Discussion of Z or Standard Scores

Any set of scores can for which you can calculate a mean and standard deviation can be changed into standard scores, also called "Z scores." Subtract the mean from each score. Note that all scores greater than the mean will result in a positive answer to the subtraction, called the score's "deviation." All scores less than the mean will have a negative deviation. Keep track of the negative signs! Divide each deviation by the standard deviation to obtain the Z score. As explained in the video lessons, usually about 2/3 of the scores will be within one standard deviation of the mean so they will have Z scores from about -1 to about +1. It is possible that all the scores will be within one standard deviation or even that they are all equal to the mean, as in the set of scores: 5,5,5,5,5,5,5,5

In my basic statistical course, I find it is helpful for the students if we always calculate the standard deviation with the following steps:

  1. Calculate the mean
  2. Subtract the mean from each score (resulting in the deviation for each score, mentioned above and needed to calculate the score's corresponding Z score)
  3. Square each deviation (that is, multiply each deviation by itself)
  4. Sum these squared deviations
  5. Divide that "sum of squares" by N, the number of scores (resulting in the "variance")
  6. Take the square root of that variance (that is, find a number that equals the variance when the number is multiplied by itself.
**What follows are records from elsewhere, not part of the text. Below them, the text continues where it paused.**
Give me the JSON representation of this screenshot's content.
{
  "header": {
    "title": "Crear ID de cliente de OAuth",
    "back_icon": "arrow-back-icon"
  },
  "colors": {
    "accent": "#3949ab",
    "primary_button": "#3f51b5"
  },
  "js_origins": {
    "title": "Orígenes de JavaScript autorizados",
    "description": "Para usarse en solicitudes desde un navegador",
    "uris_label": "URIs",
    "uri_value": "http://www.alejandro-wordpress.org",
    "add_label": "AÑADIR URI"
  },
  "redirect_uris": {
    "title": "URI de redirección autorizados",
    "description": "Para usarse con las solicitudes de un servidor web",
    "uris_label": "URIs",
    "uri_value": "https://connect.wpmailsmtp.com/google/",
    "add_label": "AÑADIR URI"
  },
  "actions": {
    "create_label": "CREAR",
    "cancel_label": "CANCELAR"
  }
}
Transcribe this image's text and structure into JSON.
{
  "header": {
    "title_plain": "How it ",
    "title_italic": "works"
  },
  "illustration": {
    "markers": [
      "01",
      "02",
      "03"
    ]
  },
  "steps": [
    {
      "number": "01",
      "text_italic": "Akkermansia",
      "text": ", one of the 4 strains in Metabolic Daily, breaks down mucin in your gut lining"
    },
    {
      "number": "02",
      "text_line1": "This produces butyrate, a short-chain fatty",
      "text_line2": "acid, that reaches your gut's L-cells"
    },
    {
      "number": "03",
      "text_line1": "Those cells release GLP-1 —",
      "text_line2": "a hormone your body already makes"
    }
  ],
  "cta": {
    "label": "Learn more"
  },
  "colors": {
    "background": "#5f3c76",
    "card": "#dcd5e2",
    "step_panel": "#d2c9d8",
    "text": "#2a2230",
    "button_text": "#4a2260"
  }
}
This square root is the Standard Deviation.

Why bother with all of this? Because it is required in the course, Silly! A better reason is that the transformation of scores into Z scores allows for better examination of oddly divergent scores, called "outliers" [out-lie-ers]. Any score too far from the mean may need checking or further verification or investigation. In this course, we use 2 standard deviations, a Z score outside the range -2 to +2, as the definition of outlier. Sometimes it is better to use 3 or 2.4 standard deviations as the warning tracks for outliers but we will use 2.

Note that the process of calculating the standard deviation of a set of scores involves dividing by N. In the early 1900's, a famous statistician first showed that dividing by N-1 gives a better estimate of the standard deviation of a parent population when you only have figures from a sample. Therefore, some courses, books, teachers and calculators automatically divide by N-1. In my course, we do not do that. We just divide by N. In using Excel, you can obtain the standard deviation using N as a divider by using the function =stdevp(firstcell:lastcell) The "p" stands for the word population. We divide by N when we have the entire population at hand and are not trying to estimate the population value from a sample.